Mr. Morrissey has been a longtime champion of animal rights and vegetarianism, dating back to the Smiths’ 1985 “Meat is Murder” album. Last year, he was the recipient of three international awards for his advocacy. In 2012, he was part of a PETA campaign promoting the spaying and neutering of cats and dogs.
“The abattoir is the modern continuation of the Nazi concentration camp, and if you are a part of the milk-drinking population, then you condone systems of torture,” he added.
Morrissey was initially approached by the Animal Welfare Party, he said, and the political faction has since confirmed its bidding, though the musician has yet to officially accept.

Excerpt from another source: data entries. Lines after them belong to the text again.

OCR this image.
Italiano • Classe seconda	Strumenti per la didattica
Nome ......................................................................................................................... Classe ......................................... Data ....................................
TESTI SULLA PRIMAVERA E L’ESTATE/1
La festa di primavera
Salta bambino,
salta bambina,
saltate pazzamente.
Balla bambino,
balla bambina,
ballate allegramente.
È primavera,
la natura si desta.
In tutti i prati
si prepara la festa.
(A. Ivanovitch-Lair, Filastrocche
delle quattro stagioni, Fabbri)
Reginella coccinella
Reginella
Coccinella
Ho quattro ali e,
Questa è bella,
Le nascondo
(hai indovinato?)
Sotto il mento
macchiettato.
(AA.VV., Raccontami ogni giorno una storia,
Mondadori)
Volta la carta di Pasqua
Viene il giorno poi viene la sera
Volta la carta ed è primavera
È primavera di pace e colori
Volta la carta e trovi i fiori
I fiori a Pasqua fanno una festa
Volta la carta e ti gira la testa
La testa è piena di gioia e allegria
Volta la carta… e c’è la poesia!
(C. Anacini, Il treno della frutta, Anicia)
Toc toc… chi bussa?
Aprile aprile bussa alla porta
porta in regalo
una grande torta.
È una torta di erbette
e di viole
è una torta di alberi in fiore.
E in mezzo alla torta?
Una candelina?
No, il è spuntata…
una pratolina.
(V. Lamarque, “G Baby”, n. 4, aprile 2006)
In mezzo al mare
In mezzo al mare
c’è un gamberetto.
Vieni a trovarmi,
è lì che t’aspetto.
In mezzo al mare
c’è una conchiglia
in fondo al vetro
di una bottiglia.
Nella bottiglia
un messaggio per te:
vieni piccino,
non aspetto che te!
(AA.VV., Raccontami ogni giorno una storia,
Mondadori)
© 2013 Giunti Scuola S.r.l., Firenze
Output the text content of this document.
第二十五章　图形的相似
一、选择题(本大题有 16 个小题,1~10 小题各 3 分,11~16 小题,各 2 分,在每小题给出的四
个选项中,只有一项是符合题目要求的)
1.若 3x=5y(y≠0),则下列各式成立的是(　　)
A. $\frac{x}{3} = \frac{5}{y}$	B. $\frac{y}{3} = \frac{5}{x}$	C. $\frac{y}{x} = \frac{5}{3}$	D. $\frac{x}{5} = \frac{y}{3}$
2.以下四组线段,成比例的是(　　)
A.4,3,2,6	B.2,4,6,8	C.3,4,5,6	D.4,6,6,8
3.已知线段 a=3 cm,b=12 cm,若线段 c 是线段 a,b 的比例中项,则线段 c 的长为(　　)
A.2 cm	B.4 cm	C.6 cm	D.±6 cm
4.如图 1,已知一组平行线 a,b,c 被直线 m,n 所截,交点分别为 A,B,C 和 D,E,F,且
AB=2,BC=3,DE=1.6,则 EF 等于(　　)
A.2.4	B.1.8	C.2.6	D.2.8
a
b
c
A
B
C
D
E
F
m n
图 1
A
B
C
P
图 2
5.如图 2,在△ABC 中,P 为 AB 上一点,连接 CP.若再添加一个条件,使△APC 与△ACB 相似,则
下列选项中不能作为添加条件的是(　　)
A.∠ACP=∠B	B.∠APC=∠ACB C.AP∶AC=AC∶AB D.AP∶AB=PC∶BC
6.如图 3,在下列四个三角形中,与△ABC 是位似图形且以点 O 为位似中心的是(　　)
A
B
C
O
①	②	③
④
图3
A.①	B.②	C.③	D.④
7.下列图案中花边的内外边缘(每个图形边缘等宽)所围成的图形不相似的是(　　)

"[The] Animal Welfare Party has asked Morrissey to consider standing as a candidate for us in the upcoming election for Mayor of London," Party leader Vanessa Hudson wrote in a statement to CNN.
"We'd like to see the mayoral contest include the views of a candidate who would seek to champion London not only as a world leading city for people but for animal welfare too."
According to its website, the Animal Welfare Party is a growing alliance of international politicians and activists dedicated to animal rights. Founded in 2006, it was inspired by the Dutch Party for the Animals, or PvdD, which has had substantial success in gaining political sway. In its home country, the Party for the Animals holds two of the 150 seats in the House of Representatives and two of the 75 seats in the Senate. Its European Union Parliament candidate successfully ran for office in 2014.
The Animal Welfare Party-affiliated German group, Tierschutz Partei, also has a member in the EU Parliament.
In history of modern politics, a number of high-profile politicians held past careers as musicians – even bona fide rock stars of Morrissey’s caliber. Rock guitarist Ted Nugent, for instance, may be one of America’s most famous – or infamous, depending on your politics – musicians to harbor political ambitions. He has campaigned alongside Republican candidates such as Texas Gov. Greg Abbott.
R&B singer Wyclef Jean is another singer-cum-political aspirant. He attempted to run for president in his home country of Haiti in 2010, but his ballot was ultimately rejected by Haiti's Electoral Council.
Krist Novoselic, the bassist for Nirvana, has had more success in politics. The grunge rock musician was elected as a Washington state committeeman several times and was the chairman of a voting reform group. He has also considered running for lieutenant governor of Washington.
And in Australia, Midnight Oil frontman Peter Garrett successfully became minister for environmental protection, heritage, and the arts in the country’s parliament.
To be an official candidate on ballot papers, Morrissey will need to collect 330 signatures before the May election.
“The slaughterhouse effectively means that none of us are safe,” Morrissey concluded in his statement. “Just investigate the appalling effects of meat production on our climate, environment, fields, forests, lakes, streams, seas, air and space. Your eyes will pop. No bigger global disaster could possibly be devised.”
The question is, what will his campaign theme song be? The Smiths' "Bigmouth strikes again?"
Or perhaps, "There is a light that never goes out?"